A convicted Irish Republican Army terrorist on hunger strike in the Maze Prison in Northern Ireland won a special election today for a vacant seat in the British Parliament from a religiously divided and violence-plagued Ulster constituency on the border with Ireland.

Bobby Sands, 27, a Roman Catholic serving a 14-year prison sentence who has been a leader of IRA convicts demanding political prisoner status, won by 1,446 votes over a prominent moderate Protestant politician, Harry West, 67, former leader of the Ulster Unionist Party.

Sands cannot take his seat in the House of Commons because he is to remain in prison for up to 10 more years if he does not die from his 41-day-old hunger strike. But his election is seen here as a propaganda victory for the IRA after having failed with previous hunger strikes and other protests to gain political status for its Maze prisoners or much international support for its campaign.

"This result has finally proved through the ballot box how deep the support is for the Republican prisoners," contended Danny Morrison, spokesman for the political prisoner campaign in Belfast.

Morrison said Sands does not plan either to resign the parliamentary seat or give up his hunger strike if political-prisoner status cannot be won. "The hunger strike will take its course," according to Morrison.

British officials said the status of Sands and other IRA convicts in the Maze Prison will not be changed by the election result.

This posed a problem for Parliament.
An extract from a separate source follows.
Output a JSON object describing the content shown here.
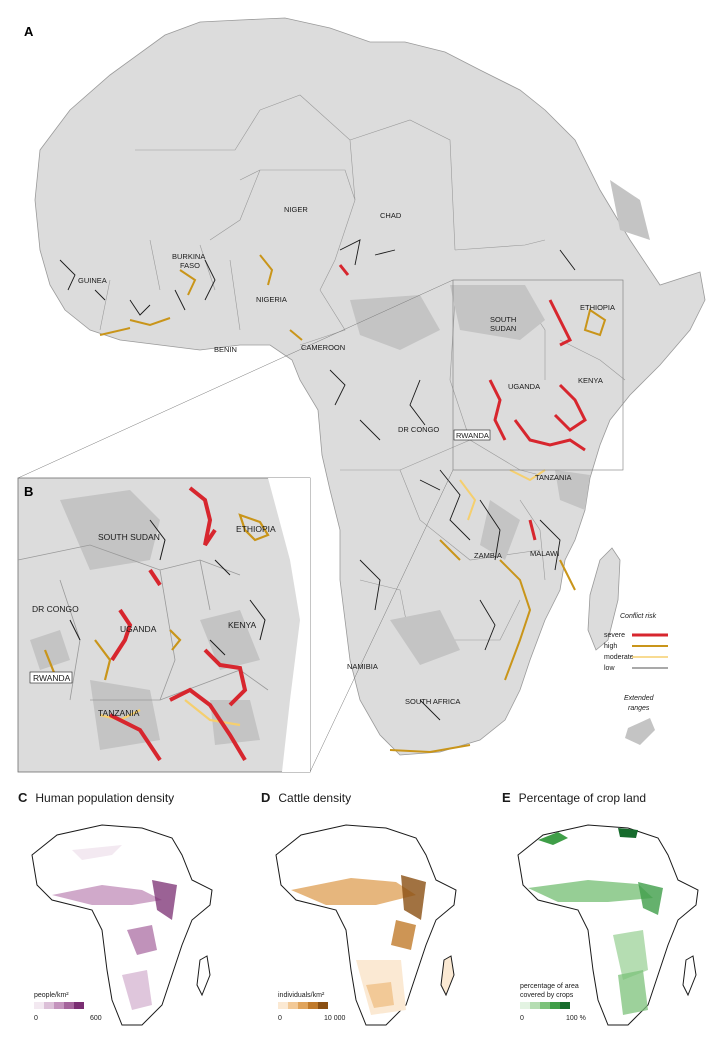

The Conservative leader of the House of Commons, Francis Pym, is expected to consult with other parties next week on whether to try to expel Sands so another election can be held.

With an 87 percent turnout, the vote apparently divided along religious lines in the constituency comprising Ulster's Fermanagh and southern Tyrone counties, whose bucolic landscape has frequently been the scene of sectarian killings along the border. Its hidden danger is symbolized by "the Fermanagh widows," a group of 60 Protestant women whose husbands have been murdered in the past decade, mostly by IRA gunmen on hit-and-run strikes from enclaves in Ireland.

Catholics have about a 5,000-vote majority in the constituency, but today's count of the election held yesterday showed that nearly 3,300 voters voided their ballots. They are believed to be mostly Catholics who felt they needed to be seen going to the polls but who did not want to vote for a convicted terrorist.

Several other Catholic candidates dropped out when Sands' supporters, campaigners for political prisoner status for the hundreds of IRA convicts in Maze Prison, entered him in the race.

Bernadette Devlin McAliskey, the veteran Catholic civil rights activist seriously wounded recently by Protestant terrorists, quit as a candidate to campaign for Sands, despite being slowed by her wounds and the need to use a cane.

The moderate Catholic Social Democratic and Labor Party withdrew its candidate because party officials thought Sands would be opposed by Noel Maguire, brother of the independent Catholic incumbent, Frank Maguire, a pub owner and former IRA member who died in office after appearing in Parliament only a handful of times since first being elected in 1974. But then Maguire withdrew under obvious IRA pressure.

Sands has spent all but six months of the last nine years in prison on two convictions of illegal possession of guns. He has served four years of his current sentence after last being arrested near the scene of a gunfight in which two men were wounded.